Community college classes are also being offered in a virtual setting this fall. If our high school students have to learn online there’s no reason they can’t get college credit that will abbreviate their path to a degree and a great job. The same applies for those seeking nationally recognized licensures and certifications. I’ll carry legislation to make it easier for high school students to directly connect with community colleges so they can earn credits that help them achieve their ultimate goals.

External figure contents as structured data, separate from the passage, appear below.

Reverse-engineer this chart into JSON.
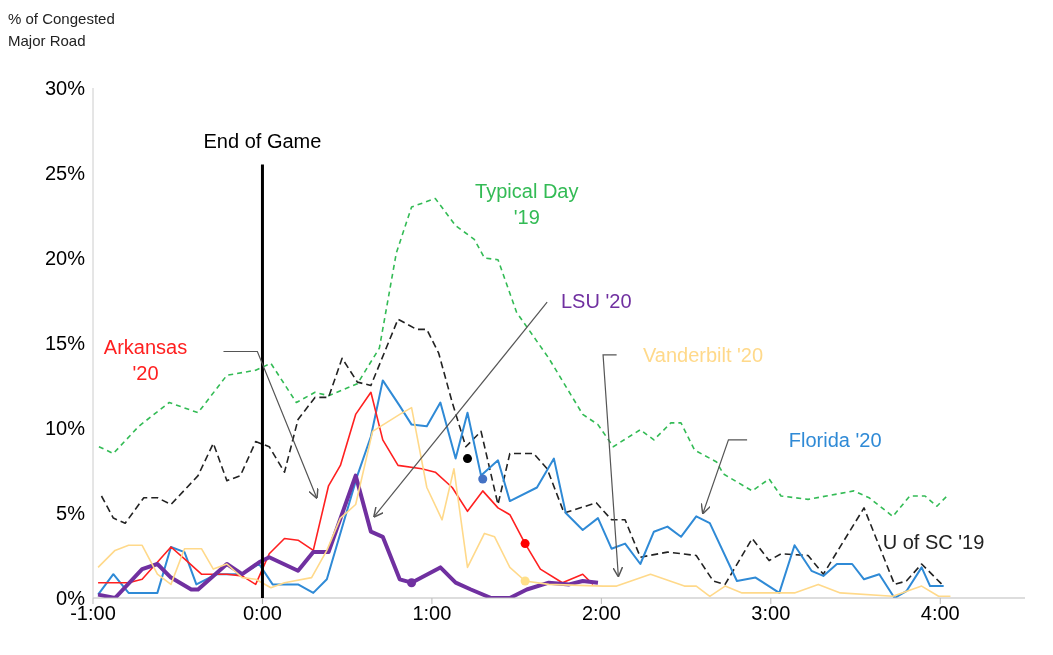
{
  "chart_data": {
    "type": "line",
    "ylabel": "% of Congested Major Road",
    "xlim": [
      -1,
      4.5
    ],
    "xticks": [
      {
        "value": -1,
        "label": "-1:00"
      },
      {
        "value": 0,
        "label": "0:00"
      },
      {
        "value": 1,
        "label": "1:00"
      },
      {
        "value": 2,
        "label": "2:00"
      },
      {
        "value": 3,
        "label": "3:00"
      },
      {
        "value": 4,
        "label": "4:00"
      }
    ],
    "ylim": [
      0,
      30
    ],
    "yticks": [
      {
        "value": 0,
        "label": "0%"
      },
      {
        "value": 5,
        "label": "5%"
      },
      {
        "value": 10,
        "label": "10%"
      },
      {
        "value": 15,
        "label": "15%"
      },
      {
        "value": 20,
        "label": "20%"
      },
      {
        "value": 25,
        "label": "25%"
      },
      {
        "value": 30,
        "label": "30%"
      }
    ],
    "marker": "none",
    "ref_lines": [
      {
        "axis": "x",
        "value": 0,
        "label": "End of Game",
        "color": "#000000"
      }
    ],
    "series": [
      {
        "name": "Typical Day '19",
        "color": "#33bb55",
        "line_style": "dashed",
        "x": [
          -0.965,
          -0.88,
          -0.73,
          -0.55,
          -0.38,
          -0.21,
          -0.04,
          0.05,
          0.2,
          0.31,
          0.39,
          0.56,
          0.69,
          0.79,
          0.88,
          1.02,
          1.14,
          1.25,
          1.31,
          1.39,
          1.5,
          1.69,
          1.89,
          1.98,
          2.07,
          2.23,
          2.31,
          2.41,
          2.47,
          2.55,
          2.68,
          2.72,
          2.89,
          2.99,
          3.06,
          3.22,
          3.49,
          3.58,
          3.72,
          3.82,
          3.91,
          3.98,
          4.05
        ],
        "values": [
          8.9,
          8.5,
          10.1,
          11.5,
          10.9,
          13.1,
          13.4,
          13.8,
          11.5,
          12.1,
          11.9,
          12.6,
          14.7,
          20.3,
          23.0,
          23.5,
          21.9,
          21.1,
          20.0,
          19.9,
          16.8,
          14.1,
          10.8,
          10.2,
          8.9,
          9.9,
          9.3,
          10.3,
          10.3,
          8.7,
          8.0,
          7.3,
          6.3,
          7.0,
          6.0,
          5.8,
          6.3,
          5.9,
          4.8,
          6.0,
          6.0,
          5.4,
          6.1
        ]
      },
      {
        "name": "U of SC '19",
        "color": "#222222",
        "line_style": "dashed",
        "x": [
          -0.95,
          -0.88,
          -0.81,
          -0.7,
          -0.62,
          -0.54,
          -0.38,
          -0.29,
          -0.21,
          -0.13,
          -0.04,
          0.04,
          0.13,
          0.21,
          0.31,
          0.39,
          0.47,
          0.56,
          0.64,
          0.8,
          0.91,
          0.97,
          1.04,
          1.12,
          1.2,
          1.29,
          1.39,
          1.46,
          1.6,
          1.68,
          1.78,
          1.97,
          2.06,
          2.14,
          2.23,
          2.39,
          2.56,
          2.66,
          2.73,
          2.89,
          2.99,
          3.06,
          3.22,
          3.31,
          3.55,
          3.73,
          3.8,
          3.89,
          4.01
        ],
        "values": [
          6.0,
          4.7,
          4.4,
          5.9,
          5.9,
          5.5,
          7.2,
          9.1,
          6.9,
          7.2,
          9.2,
          8.9,
          7.4,
          10.5,
          11.8,
          11.8,
          14.1,
          12.7,
          12.5,
          16.4,
          15.8,
          15.8,
          14.4,
          11.5,
          8.9,
          9.8,
          5.5,
          8.5,
          8.5,
          7.6,
          5.0,
          5.6,
          4.6,
          4.6,
          2.4,
          2.7,
          2.5,
          1.0,
          0.8,
          3.5,
          2.2,
          2.6,
          2.5,
          1.4,
          5.3,
          0.8,
          1.0,
          2.0,
          0.8
        ]
      },
      {
        "name": "Florida '20",
        "color": "#2f8ad6",
        "line_style": "solid",
        "x": [
          -0.97,
          -0.88,
          -0.79,
          -0.62,
          -0.54,
          -0.46,
          -0.39,
          -0.27,
          -0.19,
          -0.12,
          -0.02,
          0.06,
          0.21,
          0.3,
          0.38,
          0.56,
          0.64,
          0.71,
          0.81,
          0.88,
          0.97,
          1.05,
          1.14,
          1.21,
          1.29,
          1.39,
          1.46,
          1.62,
          1.72,
          1.79,
          1.89,
          1.98,
          2.06,
          2.14,
          2.23,
          2.31,
          2.39,
          2.47,
          2.56,
          2.64,
          2.8,
          2.91,
          3.05,
          3.14,
          3.24,
          3.31,
          3.39,
          3.48,
          3.55,
          3.64,
          3.73,
          3.8,
          3.89,
          3.94,
          4.02
        ],
        "values": [
          0.2,
          1.4,
          0.3,
          0.3,
          3.0,
          2.7,
          0.8,
          1.4,
          1.4,
          1.4,
          2.0,
          0.8,
          0.8,
          0.3,
          1.1,
          7.2,
          9.5,
          12.8,
          11.3,
          10.2,
          10.1,
          11.5,
          8.2,
          10.9,
          7.2,
          8.1,
          5.7,
          6.5,
          8.2,
          5.0,
          4.0,
          4.7,
          2.9,
          3.2,
          2.0,
          3.9,
          4.2,
          3.6,
          4.8,
          4.4,
          1.0,
          1.2,
          0.3,
          3.1,
          1.6,
          1.3,
          2.0,
          2.0,
          1.1,
          1.4,
          0.0,
          0.4,
          1.8,
          0.7,
          0.7
        ]
      },
      {
        "name": "Arkansas '20",
        "color": "#ff2020",
        "line_style": "solid",
        "x": [
          -0.97,
          -0.79,
          -0.71,
          -0.54,
          -0.46,
          -0.36,
          -0.21,
          -0.12,
          -0.04,
          0.04,
          0.13,
          0.21,
          0.3,
          0.39,
          0.46,
          0.55,
          0.64,
          0.71,
          0.8,
          0.94,
          1.02,
          1.12,
          1.21,
          1.3,
          1.39,
          1.46,
          1.55,
          1.64,
          1.77,
          1.89,
          1.95
        ],
        "values": [
          0.9,
          0.9,
          1.1,
          3.0,
          2.3,
          1.4,
          1.4,
          1.3,
          0.8,
          2.6,
          3.5,
          3.4,
          2.8,
          6.6,
          7.8,
          10.8,
          12.1,
          9.3,
          7.8,
          7.6,
          7.4,
          6.5,
          5.1,
          6.3,
          5.3,
          4.9,
          3.2,
          1.7,
          0.9,
          1.4,
          0.8
        ]
      },
      {
        "name": "LSU '20",
        "color": "#7030a0",
        "line_style": "solid",
        "x": [
          -0.97,
          -0.87,
          -0.71,
          -0.62,
          -0.54,
          -0.42,
          -0.38,
          -0.21,
          -0.12,
          -0.02,
          0.04,
          0.21,
          0.3,
          0.39,
          0.55,
          0.64,
          0.71,
          0.81,
          0.88,
          1.05,
          1.14,
          1.23,
          1.35,
          1.46,
          1.56,
          1.69,
          1.81,
          1.89,
          1.98
        ],
        "values": [
          0.2,
          0.0,
          1.7,
          2.0,
          1.2,
          0.5,
          0.5,
          2.0,
          1.4,
          2.1,
          2.4,
          1.6,
          2.7,
          2.7,
          7.2,
          3.9,
          3.6,
          1.1,
          0.9,
          1.8,
          0.9,
          0.5,
          0.0,
          0.0,
          0.5,
          0.9,
          0.8,
          1.0,
          0.9
        ]
      },
      {
        "name": "Vanderbilt '20",
        "color": "#ffd98a",
        "line_style": "solid",
        "x": [
          -0.97,
          -0.87,
          -0.79,
          -0.71,
          -0.62,
          -0.54,
          -0.46,
          -0.36,
          -0.29,
          -0.21,
          -0.12,
          -0.04,
          0.05,
          0.13,
          0.29,
          0.38,
          0.46,
          0.55,
          0.65,
          0.81,
          0.88,
          0.97,
          1.06,
          1.13,
          1.21,
          1.31,
          1.37,
          1.46,
          1.55,
          1.69,
          2.01,
          2.09,
          2.29,
          2.49,
          2.56,
          2.64,
          2.73,
          2.83,
          3.14,
          3.28,
          3.41,
          3.72,
          3.89,
          3.99,
          4.06
        ],
        "values": [
          1.8,
          2.8,
          3.1,
          3.1,
          1.4,
          0.8,
          2.9,
          2.9,
          1.7,
          2.0,
          1.2,
          1.1,
          0.6,
          0.9,
          1.2,
          2.8,
          4.7,
          5.5,
          9.8,
          10.8,
          11.2,
          6.5,
          4.6,
          7.6,
          1.8,
          3.8,
          3.6,
          1.8,
          1.0,
          0.8,
          0.7,
          0.7,
          1.4,
          0.7,
          0.7,
          0.1,
          0.7,
          0.3,
          0.3,
          0.8,
          0.3,
          0.1,
          0.7,
          0.1,
          0.1
        ]
      },
      {
        "type": "scatter",
        "marker": "circle",
        "color": "#000000",
        "x": [
          1.21
        ],
        "values": [
          8.2
        ]
      },
      {
        "type": "scatter",
        "marker": "circle",
        "color": "#4472c4",
        "x": [
          1.3
        ],
        "values": [
          7.0
        ]
      },
      {
        "type": "scatter",
        "marker": "circle",
        "color": "#ff0000",
        "x": [
          1.55
        ],
        "values": [
          3.2
        ]
      },
      {
        "type": "scatter",
        "marker": "circle",
        "color": "#7030a0",
        "x": [
          0.88
        ],
        "values": [
          0.9
        ]
      },
      {
        "type": "scatter",
        "marker": "circle",
        "color": "#ffe08a",
        "x": [
          1.55
        ],
        "values": [
          1.0
        ]
      }
    ]
  }
}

Parents are desperately seeking safe places for child care so they can go to work. I’m proposing legislation that will return cash to parents who have to cover the costs of expensive child care. This will be done through a refundable dependent care expense refund for the tax year 2020. I want to make that tax credit cash in hand for parents.
Telemedicine has been a wonderful complement to health care during the pandemic by addressing challenges to access. I talk to patients each day who complain about how hard it is to get into a medical practice office now, especially for mental health care.
I want to make sure telemedicine can continue to reach right into peoples homes or work, as long as it can be done privately and safely. Believe it or not before COVID this wasn’t allowed. There are other good telemedicine innovations that stemmed from this pandemic and we need to keep them to make getting healthcare easier and more patient centered. This is vital for mental health services which Virginians desperately need access to at this time. It’s essential that we make sure patients are not neglected because they’re trying to stay safe and home.
Law Enforcement Reform:
You’ll see legislation that will ensure police officers have crisis intervention training so that they can de-escalate situations instead of having them deteriorate to force. There will be legislation for expungement and other evidence proven strategies to help reform criminal justice, improve law enforcement accountability and public safety.
There is clear evidence that Virginia can reduce the risk of police violence and officer involved shootings by reversing the decision to allow for collective bargaining. Data resoundingly shows that police departments with collective bargaining experience higher rates of violence and shootings. A proposal to reverse the Democrat backed plan will be on the table. It is imperative that anyone who genuinely wants to reduce police violence and improve outcomes to support this legislation.